Wild Card is pure B-movie cheese. It’s got all the Vegas cliches, all the crime-thriller tropes, and all the elements of a modern noir classic, only without the “classic”. It’s hardly the all-out gung-ho modus operandi of an Expendables movie, and Wild Card does try and give The Stath™’s character more depth than many of his movies, but it never escapes the film it truly is: a genre flick following the same rules and regulations as all his others. Nick Wild (because his character has to sound cool, right?) is a decent guy caught in a shitty life – living in Vegas, dealing with scum and low-life every day, hoping to catch a break and leave the nightlife forever. After being the stand-over man for a girlfriend’s revenge, Nick wins big at a casino, with “luck calling”, before having “one last bet” to win big and leave town forever. Naturally, things don’t go to plan.
The key to the film is its dialogue. Although The Stath™ isn’t known for his linguistic dexterity, nor his vocabulary ever being able to extend beyond three syllable words, but Wild Card tries to mollify the baying hordes with some semblance of a change of pace. The Stath™ plays Nick with the flawed, sucked-into-the-depths nightmare of a man caught in a world he hates, and can’t escape. Michael Angarano, playing Cyrus Kinnick, becomes the light at the end of the tunnel for Nick, a young rich kid seeking adventure. It’s when the chickens come home to roost for Nick that The Stath™ lays down his charismatic “actor” mode and slips quickly into “headkicker” mode. The Stath™ is immediately likeable here, doing what he does best and at least trying to go somewhere he hasn’t been since Blitz.
Wild Card attempts to become some kind of labyrinthine, multilayer story about redemption (I think) and guilt (again, I think), but midway through it fumbles the ball, not badly but enough to derail its good intentions for a bit.
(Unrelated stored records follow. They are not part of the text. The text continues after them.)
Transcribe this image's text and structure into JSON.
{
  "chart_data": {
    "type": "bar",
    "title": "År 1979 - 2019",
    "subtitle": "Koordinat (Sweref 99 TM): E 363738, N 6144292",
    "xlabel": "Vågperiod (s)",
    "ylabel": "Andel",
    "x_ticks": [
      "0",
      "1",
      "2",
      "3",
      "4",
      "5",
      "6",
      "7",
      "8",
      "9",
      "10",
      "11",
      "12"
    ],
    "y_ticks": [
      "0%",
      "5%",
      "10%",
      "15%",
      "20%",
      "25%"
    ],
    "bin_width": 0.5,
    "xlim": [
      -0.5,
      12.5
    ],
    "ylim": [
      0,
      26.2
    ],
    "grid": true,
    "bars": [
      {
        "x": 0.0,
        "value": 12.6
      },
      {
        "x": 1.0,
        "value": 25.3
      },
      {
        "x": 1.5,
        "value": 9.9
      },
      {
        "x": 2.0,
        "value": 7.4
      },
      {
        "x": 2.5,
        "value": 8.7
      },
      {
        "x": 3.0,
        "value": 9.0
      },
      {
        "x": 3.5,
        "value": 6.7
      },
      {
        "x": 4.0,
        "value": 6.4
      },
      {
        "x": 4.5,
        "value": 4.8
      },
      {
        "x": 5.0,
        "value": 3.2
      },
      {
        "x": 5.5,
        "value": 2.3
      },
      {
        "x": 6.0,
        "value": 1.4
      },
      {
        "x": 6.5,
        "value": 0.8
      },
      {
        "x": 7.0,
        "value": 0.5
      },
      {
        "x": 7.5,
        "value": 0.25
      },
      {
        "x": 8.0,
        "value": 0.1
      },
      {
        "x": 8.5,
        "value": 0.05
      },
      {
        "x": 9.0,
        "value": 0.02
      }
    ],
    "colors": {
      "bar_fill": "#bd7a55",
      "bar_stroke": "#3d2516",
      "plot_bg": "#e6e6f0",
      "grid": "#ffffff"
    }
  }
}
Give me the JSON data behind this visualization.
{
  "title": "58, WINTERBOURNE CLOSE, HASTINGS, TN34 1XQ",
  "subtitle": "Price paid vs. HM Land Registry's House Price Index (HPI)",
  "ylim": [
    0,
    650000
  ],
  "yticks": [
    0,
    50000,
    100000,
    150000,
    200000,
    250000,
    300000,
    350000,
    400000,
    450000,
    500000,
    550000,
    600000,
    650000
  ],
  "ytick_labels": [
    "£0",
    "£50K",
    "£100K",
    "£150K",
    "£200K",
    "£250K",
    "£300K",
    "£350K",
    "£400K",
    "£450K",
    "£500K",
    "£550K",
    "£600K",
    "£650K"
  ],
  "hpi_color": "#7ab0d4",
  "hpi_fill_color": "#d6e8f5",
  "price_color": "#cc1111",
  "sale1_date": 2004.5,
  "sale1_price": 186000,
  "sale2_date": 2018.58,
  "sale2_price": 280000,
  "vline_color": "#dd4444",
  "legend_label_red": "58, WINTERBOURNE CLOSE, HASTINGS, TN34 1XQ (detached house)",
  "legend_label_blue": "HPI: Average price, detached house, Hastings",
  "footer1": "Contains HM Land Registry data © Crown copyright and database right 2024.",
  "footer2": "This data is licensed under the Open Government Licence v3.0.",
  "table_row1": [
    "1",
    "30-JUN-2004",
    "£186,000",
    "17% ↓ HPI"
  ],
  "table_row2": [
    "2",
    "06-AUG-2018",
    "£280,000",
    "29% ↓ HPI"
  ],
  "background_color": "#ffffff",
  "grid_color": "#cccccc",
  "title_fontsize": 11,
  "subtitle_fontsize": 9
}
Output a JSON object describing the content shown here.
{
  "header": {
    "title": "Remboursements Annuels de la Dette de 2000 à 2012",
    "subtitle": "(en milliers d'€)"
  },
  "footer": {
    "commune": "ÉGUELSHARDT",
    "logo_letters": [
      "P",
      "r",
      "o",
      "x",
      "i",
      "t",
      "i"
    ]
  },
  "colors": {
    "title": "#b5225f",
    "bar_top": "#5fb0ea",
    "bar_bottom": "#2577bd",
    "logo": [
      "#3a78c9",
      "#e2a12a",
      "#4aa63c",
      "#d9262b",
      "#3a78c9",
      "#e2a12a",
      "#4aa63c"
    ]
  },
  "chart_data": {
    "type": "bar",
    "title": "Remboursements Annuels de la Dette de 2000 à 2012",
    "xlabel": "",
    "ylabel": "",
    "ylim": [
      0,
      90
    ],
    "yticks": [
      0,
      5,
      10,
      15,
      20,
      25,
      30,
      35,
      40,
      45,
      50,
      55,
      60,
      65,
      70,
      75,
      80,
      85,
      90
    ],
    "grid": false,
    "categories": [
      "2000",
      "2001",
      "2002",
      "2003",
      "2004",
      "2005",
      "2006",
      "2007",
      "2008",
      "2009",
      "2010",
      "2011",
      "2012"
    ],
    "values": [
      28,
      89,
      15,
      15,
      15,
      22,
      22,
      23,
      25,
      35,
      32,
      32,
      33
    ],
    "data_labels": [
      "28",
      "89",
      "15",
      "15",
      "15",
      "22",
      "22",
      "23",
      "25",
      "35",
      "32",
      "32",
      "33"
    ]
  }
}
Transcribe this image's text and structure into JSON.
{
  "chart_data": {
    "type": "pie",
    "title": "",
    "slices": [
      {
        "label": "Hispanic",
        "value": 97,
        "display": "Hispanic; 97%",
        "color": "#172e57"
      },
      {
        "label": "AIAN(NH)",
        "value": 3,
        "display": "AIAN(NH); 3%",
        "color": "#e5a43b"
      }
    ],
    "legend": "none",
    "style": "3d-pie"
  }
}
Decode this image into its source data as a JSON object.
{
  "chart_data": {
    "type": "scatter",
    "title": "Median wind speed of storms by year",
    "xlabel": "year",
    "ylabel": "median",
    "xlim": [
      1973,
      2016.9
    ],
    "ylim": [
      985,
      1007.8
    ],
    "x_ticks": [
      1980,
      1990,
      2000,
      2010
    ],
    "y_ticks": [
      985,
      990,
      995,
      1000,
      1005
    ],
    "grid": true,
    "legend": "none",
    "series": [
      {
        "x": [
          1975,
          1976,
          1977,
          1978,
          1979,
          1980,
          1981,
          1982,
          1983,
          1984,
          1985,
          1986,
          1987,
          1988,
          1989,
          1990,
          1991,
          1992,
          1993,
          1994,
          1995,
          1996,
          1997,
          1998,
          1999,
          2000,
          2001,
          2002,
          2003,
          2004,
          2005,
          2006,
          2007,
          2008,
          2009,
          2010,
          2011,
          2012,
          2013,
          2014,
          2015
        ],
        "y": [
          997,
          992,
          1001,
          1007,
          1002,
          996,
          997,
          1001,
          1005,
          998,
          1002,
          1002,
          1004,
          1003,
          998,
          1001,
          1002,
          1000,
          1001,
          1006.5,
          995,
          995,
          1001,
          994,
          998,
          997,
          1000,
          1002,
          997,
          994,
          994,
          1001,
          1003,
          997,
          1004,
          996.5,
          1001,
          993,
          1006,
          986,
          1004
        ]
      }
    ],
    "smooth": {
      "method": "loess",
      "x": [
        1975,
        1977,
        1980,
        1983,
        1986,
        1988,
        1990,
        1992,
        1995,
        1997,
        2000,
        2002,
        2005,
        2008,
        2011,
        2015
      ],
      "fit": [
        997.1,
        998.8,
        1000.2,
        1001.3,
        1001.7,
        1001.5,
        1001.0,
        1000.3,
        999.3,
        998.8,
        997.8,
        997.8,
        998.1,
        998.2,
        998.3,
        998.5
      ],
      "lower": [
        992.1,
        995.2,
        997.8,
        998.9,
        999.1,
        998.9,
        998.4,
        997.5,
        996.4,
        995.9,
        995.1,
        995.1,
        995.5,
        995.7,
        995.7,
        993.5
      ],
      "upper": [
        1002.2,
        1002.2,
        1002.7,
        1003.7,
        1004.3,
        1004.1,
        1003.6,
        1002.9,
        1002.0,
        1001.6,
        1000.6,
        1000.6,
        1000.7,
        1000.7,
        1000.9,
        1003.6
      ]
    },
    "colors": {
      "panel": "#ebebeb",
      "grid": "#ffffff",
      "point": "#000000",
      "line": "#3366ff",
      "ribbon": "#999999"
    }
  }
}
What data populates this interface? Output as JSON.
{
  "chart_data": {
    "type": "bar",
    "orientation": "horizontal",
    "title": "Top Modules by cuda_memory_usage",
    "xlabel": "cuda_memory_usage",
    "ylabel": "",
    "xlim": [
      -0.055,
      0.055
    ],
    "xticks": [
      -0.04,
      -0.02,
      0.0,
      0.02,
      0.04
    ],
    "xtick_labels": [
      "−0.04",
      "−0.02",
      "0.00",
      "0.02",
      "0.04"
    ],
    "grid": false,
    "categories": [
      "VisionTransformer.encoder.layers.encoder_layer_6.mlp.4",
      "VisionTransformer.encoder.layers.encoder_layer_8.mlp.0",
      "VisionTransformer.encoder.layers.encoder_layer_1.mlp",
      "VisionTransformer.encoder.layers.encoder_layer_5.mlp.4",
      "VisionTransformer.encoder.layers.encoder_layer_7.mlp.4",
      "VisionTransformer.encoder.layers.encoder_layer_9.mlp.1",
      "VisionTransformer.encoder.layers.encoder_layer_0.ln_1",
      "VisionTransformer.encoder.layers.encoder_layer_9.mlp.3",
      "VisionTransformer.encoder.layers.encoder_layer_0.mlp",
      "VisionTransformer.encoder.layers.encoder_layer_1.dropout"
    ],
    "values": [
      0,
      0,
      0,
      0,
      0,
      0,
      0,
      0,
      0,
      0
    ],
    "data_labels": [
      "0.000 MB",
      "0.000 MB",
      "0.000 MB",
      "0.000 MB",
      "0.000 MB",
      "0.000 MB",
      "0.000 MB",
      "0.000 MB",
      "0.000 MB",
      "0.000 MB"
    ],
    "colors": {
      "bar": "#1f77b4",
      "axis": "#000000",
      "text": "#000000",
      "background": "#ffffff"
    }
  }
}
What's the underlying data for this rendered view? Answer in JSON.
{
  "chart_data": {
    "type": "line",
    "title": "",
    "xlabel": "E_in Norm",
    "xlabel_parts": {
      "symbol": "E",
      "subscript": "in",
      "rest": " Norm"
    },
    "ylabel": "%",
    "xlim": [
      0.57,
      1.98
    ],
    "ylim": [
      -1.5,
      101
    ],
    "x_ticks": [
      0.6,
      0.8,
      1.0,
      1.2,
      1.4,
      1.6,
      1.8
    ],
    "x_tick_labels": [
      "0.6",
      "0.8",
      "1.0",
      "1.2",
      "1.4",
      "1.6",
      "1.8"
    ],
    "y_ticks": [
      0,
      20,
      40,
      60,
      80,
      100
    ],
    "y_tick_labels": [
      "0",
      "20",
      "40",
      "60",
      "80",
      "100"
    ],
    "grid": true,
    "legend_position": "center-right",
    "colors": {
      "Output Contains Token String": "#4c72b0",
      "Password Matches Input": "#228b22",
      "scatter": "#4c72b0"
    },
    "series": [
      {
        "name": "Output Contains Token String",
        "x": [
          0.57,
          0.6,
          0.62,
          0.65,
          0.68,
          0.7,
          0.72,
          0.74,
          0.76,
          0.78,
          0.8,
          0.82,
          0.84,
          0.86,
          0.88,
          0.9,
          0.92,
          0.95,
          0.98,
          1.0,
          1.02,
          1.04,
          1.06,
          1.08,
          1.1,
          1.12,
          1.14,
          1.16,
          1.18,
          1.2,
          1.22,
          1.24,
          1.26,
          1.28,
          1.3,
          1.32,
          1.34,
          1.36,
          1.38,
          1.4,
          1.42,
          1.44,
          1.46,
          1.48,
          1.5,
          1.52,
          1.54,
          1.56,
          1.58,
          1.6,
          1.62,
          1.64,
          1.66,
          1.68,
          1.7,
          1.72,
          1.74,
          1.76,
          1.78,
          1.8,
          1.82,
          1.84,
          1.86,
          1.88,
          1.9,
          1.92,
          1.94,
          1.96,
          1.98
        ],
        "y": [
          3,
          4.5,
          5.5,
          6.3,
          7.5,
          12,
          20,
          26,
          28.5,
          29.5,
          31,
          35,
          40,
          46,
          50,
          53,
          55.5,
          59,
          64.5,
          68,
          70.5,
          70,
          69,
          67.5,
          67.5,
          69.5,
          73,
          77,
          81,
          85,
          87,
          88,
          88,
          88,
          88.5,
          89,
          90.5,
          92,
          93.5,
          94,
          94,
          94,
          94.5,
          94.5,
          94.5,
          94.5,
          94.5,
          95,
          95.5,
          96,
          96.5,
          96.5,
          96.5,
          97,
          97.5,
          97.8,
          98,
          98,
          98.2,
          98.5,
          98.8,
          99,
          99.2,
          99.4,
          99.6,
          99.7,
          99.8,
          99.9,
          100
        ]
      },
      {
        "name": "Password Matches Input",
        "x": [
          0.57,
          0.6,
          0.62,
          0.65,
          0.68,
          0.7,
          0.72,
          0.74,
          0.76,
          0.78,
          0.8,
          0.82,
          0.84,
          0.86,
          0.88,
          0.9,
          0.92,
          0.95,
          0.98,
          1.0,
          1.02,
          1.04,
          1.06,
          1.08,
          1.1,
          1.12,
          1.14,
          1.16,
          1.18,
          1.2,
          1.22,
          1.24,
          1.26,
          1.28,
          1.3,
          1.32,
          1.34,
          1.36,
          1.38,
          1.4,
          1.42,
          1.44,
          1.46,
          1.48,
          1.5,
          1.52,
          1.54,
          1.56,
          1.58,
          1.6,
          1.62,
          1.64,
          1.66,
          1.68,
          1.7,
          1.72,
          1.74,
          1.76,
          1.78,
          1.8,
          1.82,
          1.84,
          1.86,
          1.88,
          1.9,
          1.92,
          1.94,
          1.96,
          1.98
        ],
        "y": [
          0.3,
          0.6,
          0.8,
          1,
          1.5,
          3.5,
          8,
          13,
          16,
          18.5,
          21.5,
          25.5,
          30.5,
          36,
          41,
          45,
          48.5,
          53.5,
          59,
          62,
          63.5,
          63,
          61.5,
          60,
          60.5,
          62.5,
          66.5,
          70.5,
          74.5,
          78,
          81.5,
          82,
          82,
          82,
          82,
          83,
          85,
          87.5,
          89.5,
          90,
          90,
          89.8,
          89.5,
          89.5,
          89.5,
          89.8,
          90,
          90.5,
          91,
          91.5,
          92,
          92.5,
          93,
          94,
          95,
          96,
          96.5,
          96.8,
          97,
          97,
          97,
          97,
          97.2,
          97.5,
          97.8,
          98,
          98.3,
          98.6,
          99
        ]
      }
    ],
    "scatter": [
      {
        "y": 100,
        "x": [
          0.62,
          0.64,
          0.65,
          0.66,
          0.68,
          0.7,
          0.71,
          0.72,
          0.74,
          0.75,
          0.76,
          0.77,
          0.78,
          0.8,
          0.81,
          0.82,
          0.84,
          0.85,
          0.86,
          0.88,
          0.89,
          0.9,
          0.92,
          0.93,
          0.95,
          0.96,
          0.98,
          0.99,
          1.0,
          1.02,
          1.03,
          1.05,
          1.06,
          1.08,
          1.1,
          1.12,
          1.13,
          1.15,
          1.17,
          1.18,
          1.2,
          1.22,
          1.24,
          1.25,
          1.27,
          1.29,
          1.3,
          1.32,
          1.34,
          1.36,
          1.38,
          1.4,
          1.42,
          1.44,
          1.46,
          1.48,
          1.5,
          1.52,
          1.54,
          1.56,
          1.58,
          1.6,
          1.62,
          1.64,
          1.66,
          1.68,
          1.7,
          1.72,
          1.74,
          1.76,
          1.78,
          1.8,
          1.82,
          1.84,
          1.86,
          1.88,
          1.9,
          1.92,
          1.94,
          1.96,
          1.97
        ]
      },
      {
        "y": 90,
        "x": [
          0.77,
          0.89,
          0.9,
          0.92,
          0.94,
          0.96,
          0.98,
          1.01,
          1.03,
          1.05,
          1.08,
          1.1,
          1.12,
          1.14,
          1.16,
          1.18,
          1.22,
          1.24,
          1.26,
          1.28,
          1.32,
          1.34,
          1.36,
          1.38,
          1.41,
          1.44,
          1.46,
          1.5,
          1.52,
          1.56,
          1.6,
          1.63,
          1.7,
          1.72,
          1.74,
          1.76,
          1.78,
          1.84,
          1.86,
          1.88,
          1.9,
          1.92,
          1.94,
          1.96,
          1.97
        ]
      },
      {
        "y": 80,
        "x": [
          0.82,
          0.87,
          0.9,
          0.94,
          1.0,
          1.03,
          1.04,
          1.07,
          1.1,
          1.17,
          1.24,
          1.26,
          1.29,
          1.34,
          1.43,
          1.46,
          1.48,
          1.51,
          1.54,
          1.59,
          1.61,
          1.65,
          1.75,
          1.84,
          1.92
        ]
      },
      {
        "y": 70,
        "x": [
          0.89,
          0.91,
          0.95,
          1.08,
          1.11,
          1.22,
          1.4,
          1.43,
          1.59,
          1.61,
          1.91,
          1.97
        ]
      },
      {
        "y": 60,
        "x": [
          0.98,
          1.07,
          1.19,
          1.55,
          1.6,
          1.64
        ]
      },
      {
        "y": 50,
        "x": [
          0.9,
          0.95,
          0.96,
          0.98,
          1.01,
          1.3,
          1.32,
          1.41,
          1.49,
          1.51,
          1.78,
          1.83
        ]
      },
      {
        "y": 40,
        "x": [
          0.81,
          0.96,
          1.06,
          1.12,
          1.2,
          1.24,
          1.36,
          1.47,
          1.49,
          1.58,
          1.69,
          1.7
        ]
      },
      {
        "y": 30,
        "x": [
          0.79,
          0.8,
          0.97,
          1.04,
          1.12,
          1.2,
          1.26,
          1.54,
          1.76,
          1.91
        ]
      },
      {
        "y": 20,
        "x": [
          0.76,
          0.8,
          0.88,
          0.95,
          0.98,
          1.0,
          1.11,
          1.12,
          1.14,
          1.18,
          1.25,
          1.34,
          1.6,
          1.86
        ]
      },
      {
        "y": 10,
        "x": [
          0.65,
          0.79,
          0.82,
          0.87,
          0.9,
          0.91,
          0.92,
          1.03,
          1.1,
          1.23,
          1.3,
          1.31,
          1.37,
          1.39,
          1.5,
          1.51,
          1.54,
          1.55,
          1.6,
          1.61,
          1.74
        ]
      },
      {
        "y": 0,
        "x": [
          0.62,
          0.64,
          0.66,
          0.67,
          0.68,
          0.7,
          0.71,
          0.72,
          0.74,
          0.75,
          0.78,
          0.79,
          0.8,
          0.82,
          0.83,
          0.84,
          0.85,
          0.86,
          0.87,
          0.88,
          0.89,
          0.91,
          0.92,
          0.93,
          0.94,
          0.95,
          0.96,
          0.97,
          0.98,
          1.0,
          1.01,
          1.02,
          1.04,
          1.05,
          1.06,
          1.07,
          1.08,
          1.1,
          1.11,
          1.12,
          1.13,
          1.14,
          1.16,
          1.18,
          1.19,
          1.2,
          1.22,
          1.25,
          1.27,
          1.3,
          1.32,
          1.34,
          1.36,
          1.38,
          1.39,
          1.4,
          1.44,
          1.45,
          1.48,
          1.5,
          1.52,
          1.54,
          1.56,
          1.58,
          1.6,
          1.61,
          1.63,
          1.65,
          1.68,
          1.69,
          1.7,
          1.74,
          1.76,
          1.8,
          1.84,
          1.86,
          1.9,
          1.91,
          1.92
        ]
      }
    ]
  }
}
There’s not enough brawlin’ to satisfy the action quotient, and too much one-liner talkin’ without real believability to make it all worthwhile. Classy talent like Hope Davis, Jason Alexander, Sofia Vergara and Anne Heche provide some nice cameo appearances, but amongst the many flaws mainstream critics will have with Wild Card, they’re not amongst them. Unless you count “under-use” as a valid criticism.
If you’re after a good time with an action flick, you could do worse than Wild Card. It’s not that action-y, but it delivers some nice – albeit infrequent – moments of The Stath™ kicking ass as he usually does, some solid direction from Simon West (modern action film-makers could do worse than emulate his crisp, clear style), and a clear definition that it’s not a film aiming higher than its reach. Wild Card is solid, undemanding, elegantly filmed work from both West and that hard-nut trooper, The Stath™.